German Corporate Governance Code
BASF accords great importance to good corporate governance. Therefore, BASF supports the German Corporate Governance Code, which is regarded as an important tool in the capital market-focused continuing development of corporate governance and control, and advocates responsible corporate governance that focuses on sustainably increasing the value of the company.
BASF SE follows all recommendations of the German Corporate Governance Code in its most recently revised version of May 2012. This also applies to the Code’s new recommendations regarding the independence and compensation of the Supervisory Board. The objective for the composition of the Supervisory Board is for seats to be filled exclusively by persons considered independent according to the regulations and criteria of the Code. The Supervisory Board of BASF SE receives annual compensation made up of fixed and performance-related components. The Supervisory Board’s performance-related compensation component is aligned with the sustainable growth of the company insofar as the earnings per share required to attain the same variable compensation increase annually. This creates an incentive to devote particular attention to the company’s long-term development and sustainably increase its enterprise value in the shareholders’ interests.

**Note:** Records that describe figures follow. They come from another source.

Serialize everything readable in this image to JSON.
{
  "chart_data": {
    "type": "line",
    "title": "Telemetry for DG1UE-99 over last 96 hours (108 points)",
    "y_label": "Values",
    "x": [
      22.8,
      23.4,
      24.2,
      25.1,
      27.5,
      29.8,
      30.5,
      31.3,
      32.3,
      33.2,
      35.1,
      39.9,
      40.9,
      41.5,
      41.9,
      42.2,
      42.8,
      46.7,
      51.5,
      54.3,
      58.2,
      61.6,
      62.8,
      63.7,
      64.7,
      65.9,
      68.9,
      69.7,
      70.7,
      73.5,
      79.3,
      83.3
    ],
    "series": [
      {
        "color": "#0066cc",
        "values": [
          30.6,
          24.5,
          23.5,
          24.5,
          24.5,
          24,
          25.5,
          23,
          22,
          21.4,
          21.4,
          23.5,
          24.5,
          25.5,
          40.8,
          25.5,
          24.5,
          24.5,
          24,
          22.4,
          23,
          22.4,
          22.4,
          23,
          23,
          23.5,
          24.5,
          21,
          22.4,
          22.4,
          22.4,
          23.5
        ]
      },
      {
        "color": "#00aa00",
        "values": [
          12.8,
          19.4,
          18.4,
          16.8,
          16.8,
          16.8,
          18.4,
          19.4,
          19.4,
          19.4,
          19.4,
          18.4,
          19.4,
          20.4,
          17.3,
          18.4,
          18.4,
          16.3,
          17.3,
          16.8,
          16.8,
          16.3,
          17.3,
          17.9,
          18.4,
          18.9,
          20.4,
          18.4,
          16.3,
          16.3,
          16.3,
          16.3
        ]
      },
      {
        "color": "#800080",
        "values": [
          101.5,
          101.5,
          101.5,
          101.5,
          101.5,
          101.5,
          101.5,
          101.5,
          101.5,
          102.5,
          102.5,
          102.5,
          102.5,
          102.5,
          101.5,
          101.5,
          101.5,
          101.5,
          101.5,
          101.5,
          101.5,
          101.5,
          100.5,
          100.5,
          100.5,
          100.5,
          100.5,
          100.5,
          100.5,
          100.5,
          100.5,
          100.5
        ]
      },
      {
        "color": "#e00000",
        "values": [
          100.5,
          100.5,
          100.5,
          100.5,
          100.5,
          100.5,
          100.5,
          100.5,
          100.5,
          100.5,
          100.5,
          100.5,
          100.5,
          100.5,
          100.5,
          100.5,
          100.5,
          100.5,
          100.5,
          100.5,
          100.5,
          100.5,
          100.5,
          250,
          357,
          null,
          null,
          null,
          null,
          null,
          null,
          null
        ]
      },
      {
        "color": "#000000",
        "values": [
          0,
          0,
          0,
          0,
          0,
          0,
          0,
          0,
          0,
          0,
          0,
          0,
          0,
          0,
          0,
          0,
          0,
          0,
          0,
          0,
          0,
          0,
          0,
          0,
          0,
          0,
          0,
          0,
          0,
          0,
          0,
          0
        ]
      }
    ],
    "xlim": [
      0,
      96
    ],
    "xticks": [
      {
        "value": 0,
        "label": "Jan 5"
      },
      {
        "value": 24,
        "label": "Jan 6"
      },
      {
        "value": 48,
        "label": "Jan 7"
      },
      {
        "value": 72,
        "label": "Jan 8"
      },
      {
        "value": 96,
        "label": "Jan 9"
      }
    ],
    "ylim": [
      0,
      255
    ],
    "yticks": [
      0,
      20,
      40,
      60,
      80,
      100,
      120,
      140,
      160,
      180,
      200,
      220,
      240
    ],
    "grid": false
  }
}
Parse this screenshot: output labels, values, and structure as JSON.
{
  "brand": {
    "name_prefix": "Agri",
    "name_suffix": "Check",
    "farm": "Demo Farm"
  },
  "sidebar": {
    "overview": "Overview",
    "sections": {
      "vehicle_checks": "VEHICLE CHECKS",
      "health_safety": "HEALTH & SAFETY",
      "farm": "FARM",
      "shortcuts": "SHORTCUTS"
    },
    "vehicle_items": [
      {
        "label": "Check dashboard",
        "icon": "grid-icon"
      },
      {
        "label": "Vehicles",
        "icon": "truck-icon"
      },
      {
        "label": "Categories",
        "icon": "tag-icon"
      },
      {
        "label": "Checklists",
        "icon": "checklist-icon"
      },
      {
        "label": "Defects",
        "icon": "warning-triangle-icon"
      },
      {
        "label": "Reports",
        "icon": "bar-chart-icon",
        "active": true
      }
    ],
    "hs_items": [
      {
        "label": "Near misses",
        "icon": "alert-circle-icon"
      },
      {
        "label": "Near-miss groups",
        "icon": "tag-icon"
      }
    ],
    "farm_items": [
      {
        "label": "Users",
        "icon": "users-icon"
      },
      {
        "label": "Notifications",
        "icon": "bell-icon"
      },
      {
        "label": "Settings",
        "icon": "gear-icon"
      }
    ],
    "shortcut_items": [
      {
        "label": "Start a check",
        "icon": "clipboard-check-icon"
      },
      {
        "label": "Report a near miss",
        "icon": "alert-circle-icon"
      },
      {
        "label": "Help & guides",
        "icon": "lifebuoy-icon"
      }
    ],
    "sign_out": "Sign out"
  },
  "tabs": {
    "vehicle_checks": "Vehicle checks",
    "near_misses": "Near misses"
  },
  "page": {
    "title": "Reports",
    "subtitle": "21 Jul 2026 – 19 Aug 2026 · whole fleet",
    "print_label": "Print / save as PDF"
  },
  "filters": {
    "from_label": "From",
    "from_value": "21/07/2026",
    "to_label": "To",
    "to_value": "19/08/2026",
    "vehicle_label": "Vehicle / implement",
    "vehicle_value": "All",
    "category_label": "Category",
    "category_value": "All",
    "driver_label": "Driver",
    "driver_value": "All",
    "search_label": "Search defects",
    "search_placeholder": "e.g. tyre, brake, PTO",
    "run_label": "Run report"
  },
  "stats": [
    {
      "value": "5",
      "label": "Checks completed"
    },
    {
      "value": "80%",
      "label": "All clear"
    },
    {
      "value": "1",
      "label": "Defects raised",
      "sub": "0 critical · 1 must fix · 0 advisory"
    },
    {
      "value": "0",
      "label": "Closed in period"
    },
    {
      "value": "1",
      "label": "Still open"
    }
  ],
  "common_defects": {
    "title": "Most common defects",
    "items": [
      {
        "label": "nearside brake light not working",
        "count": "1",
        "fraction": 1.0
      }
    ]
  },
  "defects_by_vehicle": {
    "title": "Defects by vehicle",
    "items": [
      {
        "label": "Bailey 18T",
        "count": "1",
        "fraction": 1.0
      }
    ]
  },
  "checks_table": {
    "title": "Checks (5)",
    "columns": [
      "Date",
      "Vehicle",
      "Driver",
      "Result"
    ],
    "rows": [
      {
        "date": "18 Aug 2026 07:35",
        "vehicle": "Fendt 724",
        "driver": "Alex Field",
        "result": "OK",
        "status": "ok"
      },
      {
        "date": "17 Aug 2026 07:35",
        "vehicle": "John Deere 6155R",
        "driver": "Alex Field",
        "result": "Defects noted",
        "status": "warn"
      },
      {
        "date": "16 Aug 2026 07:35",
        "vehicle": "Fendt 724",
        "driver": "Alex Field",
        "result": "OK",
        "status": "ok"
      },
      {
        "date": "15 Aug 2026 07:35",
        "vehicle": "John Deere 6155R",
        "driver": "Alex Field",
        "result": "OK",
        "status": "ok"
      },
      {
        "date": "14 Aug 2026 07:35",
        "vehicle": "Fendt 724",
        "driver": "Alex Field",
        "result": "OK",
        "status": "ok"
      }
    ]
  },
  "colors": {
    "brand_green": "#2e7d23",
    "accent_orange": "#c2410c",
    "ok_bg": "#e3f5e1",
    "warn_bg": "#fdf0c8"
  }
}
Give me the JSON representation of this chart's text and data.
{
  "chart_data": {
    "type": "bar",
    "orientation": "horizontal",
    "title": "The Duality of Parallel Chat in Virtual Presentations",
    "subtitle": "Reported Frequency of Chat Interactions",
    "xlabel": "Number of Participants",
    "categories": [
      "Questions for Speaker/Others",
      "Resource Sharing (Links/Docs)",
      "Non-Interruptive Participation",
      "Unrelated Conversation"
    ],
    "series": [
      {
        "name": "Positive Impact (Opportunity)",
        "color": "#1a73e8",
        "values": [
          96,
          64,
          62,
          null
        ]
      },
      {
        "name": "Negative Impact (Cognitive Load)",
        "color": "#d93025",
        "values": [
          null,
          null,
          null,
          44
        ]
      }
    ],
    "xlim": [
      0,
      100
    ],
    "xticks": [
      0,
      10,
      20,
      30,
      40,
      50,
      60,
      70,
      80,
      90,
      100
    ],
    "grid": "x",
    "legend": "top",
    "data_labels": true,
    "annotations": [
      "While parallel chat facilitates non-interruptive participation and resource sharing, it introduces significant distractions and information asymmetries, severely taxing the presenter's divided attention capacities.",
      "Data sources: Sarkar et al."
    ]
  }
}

In the same manner, BASF fulfills nearly all of the non-obligatory suggestions of the German Corporate Governance Code. We have not implemented the suggestion to enable shareholders to follow the proceedings of the entire Shareholders’ Meeting online. The Shareholders’ Meeting is publicly accessible via online broadcast until the end of the speech by the Chairman of the Board of Executive Directors. The subsequent discussion of items on the agenda is not accessible online in order to preserve the character of the Shareholders’ Meeting as a meeting attended by our shareholders on-site.